Yazının bu bölümünde hızlı okumayı doğru şekilde nasıl öğreneceğimize odaklanmaya çalışalım:
1-) Kelime Gruplarını Görmek
Bu ilk adım, kelimeleri ve kelime gruplarının okunmasındaki ipucudur. İlk farkındalık, beyninizin bir seferde sadece bir kelime yerine, bir seferde 3-5 kelimeden gelen bilgileri okuyabildiği veya alabildiğinin farkında olmalıyız.
Böylece, bir satırdaki her bir kelimeye sürenin bir kısmını harcamak yerine (Şekil 1), kelimeleri grupladığımızda daha az süre harcamış olursunuz (Şekil 2).
Şimdi, muhtemelen böyle hızlanırsanız, anlamanızın zarar göreceğini düşünüyor olabilirsiniz; ama olmayacaktır. Bir seferde tek bir kelimeye odaklandığınızda, beyniniz her kelimeyi kendi başına anlamaya çalışacaktır. Ancak kelimelerin tek başına bir anlamı yoktur. Anlam, kelimelerin gruplanmasıyla birlikte ortaya çıkmaktadır.
Şimdi aşağıdaki Şekil-3’e bakın!
Sizce, bu iki versiyondan hangisinin anlaşılması daha hızlıdır?
Evet, sözcükler anlamlı demetler halinde gruplandırıldığında, her bir tek tek sözcük üzerinde sabitlenmeye göre, hem okuma hem de anlama daha hızlı gerçekleşecektir.
Eski Okuma Alışkanlıklarından Kurtulun
Durum yukarıda anlatıldığı gibiyse, neden çoğumuz okurken hala tek bir kelimeye odaklanıyoruz; ilkokuldan kalma alışkanlıklarımız yüzünden…
Küçük yaşta size okuma öğretildiğinde, önce harflere bakmayı ve sonra o harflerden kelimeler oluşturmayı öğrendiniz.
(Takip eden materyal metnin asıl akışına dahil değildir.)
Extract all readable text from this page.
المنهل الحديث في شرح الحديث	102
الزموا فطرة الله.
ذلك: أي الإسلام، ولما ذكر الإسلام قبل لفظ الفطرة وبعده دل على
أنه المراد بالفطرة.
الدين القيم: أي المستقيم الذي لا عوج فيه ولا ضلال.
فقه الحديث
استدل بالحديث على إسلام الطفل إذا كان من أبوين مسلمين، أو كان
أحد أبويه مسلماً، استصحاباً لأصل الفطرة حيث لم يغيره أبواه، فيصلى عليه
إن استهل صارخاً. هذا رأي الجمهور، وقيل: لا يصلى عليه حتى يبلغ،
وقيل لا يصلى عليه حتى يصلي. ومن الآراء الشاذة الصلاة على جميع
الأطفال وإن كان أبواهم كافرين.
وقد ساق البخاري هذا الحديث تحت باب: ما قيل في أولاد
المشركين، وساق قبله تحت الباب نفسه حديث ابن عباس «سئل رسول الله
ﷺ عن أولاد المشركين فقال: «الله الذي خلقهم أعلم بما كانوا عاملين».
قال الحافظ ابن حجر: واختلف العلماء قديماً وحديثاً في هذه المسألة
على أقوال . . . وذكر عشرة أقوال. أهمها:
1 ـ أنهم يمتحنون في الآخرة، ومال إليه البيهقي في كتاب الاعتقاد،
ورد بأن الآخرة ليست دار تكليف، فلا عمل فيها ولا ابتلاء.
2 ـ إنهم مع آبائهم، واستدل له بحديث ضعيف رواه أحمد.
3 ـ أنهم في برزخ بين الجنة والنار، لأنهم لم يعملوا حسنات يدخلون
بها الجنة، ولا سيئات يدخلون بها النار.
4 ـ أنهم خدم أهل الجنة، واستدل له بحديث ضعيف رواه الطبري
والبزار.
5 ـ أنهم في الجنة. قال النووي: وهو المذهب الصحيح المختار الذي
Zamanla, bu süreç hızlandıkça, tek bir kelimeye hızlıca bakabileceğinizi ve o kelimedeki tüm harflerin bir anlam ifade ettiğini öğrendiniz.
Ama nedense bu çaba orada durdu. Aslında kimse size bunu bir adım öteye taşıyabileceğinizi ve bir sürü kelimeyi tek bir görselle öğrenebileceğinizi öğretmedi; bu alışkanlık o zamandan beri değişmedi.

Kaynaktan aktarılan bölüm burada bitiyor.